Following the discussions of the BoF in Berlin, I agree that the generic
principle for all TLS use cases mentioned in the BoF can be designated as
providing means to delegate TLS authentication.

Currently delegating a TLS service to a third party or multiple edge nodes
is mostly based on distributing the full private key to multiple edge nodes
that may even be in a different domain. Such a distribution prevents the
key owner to keep the control of the private key as well as to prevent the
key to leak. For example, with LURK, the Heartbleed attack would have had
very limited impact as the private key would not have been hosted on the
edge server. By design, LURK would have prevented the key to leak.

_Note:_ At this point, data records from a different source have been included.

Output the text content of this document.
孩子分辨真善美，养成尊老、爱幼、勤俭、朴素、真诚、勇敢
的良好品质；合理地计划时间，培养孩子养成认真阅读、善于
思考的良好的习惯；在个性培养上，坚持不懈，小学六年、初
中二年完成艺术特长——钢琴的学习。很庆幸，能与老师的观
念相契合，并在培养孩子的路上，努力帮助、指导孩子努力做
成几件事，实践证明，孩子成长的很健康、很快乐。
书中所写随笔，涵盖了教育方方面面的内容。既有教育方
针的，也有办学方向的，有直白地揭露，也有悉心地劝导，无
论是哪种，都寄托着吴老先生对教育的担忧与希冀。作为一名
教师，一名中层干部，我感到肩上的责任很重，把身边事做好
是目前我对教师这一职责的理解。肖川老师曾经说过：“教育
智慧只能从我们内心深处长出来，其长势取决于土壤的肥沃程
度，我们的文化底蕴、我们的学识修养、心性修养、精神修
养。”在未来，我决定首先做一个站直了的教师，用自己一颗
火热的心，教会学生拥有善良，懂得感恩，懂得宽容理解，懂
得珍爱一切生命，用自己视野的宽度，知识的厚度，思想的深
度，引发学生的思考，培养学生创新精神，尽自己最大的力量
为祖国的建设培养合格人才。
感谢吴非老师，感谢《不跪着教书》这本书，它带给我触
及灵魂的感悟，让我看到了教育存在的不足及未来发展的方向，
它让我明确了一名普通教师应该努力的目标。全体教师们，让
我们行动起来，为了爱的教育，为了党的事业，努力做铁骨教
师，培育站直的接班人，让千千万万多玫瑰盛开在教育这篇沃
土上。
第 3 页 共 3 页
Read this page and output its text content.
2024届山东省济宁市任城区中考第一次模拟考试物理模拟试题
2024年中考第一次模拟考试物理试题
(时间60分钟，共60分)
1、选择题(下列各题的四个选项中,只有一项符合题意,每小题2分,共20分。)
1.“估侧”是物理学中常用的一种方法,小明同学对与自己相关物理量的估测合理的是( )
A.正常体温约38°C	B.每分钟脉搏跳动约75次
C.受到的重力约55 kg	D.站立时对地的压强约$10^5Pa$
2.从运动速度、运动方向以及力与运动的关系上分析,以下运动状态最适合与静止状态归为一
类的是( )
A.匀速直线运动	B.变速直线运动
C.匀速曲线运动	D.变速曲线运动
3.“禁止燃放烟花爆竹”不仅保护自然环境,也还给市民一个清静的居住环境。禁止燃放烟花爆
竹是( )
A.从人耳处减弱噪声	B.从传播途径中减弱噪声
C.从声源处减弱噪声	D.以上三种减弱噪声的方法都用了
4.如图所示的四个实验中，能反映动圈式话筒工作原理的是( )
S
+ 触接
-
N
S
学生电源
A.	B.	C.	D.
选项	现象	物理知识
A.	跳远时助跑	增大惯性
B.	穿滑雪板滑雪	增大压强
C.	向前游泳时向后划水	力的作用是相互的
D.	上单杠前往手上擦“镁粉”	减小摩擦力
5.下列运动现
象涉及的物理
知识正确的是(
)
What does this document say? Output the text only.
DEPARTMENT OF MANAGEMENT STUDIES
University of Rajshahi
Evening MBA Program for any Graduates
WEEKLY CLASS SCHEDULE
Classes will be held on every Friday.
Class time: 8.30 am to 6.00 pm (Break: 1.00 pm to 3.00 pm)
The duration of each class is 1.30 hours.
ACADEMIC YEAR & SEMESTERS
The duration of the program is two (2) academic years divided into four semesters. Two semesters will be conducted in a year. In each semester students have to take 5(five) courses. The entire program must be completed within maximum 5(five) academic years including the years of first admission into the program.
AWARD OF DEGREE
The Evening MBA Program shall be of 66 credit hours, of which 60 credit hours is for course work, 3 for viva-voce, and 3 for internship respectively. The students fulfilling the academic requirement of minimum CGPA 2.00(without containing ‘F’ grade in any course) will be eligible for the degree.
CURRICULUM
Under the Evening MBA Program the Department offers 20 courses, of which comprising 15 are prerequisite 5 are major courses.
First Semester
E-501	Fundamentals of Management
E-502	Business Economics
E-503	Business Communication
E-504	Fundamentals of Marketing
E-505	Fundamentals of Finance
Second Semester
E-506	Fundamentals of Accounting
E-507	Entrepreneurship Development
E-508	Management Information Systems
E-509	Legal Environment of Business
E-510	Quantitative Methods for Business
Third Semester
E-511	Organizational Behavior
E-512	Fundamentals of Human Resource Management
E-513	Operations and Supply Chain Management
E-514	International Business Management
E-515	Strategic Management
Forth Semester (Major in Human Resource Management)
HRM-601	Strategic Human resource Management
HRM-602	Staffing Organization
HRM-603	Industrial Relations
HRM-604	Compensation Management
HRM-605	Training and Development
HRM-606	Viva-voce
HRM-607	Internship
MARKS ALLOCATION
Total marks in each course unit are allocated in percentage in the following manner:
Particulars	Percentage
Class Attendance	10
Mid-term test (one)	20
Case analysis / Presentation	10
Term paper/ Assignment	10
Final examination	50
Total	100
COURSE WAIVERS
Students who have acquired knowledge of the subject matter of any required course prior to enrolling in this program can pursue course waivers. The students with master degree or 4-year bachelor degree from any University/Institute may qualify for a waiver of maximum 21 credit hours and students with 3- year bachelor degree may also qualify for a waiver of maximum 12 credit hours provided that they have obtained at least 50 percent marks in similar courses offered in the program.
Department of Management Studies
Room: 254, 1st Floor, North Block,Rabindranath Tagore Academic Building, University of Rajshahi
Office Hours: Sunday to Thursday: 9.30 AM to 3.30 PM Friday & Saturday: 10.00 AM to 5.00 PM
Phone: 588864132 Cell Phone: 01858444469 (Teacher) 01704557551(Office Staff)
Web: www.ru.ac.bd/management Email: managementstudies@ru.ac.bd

The short term certificate is for sure a useful mechanism, but the
mechanism does not prevent the leakage of the private key. Instead it
limits the use of a private key to a shorter period. This may be useful as
long as the time to retrieve the private key is longer than the life time
of the certificate which was not the case in the case of the Heartbleed

My understanding is that there are currently no mechanisms that prevent the
keys to leak in the case of TLS. There is a huge demand from the industry
to provide mechanisms that protects the private key from leakage. The
reason we focused on TLS is that by limiting the use of a single protocol
it provides more control on the usage of the key. However, the protection
of the private key can also be handled in a more generic way outside the
scope of TLS.  I would like to understand whether mechanisms to prevent
leakage of the private key should not be handled in the context of TLS and
instead being handled in a more generic way.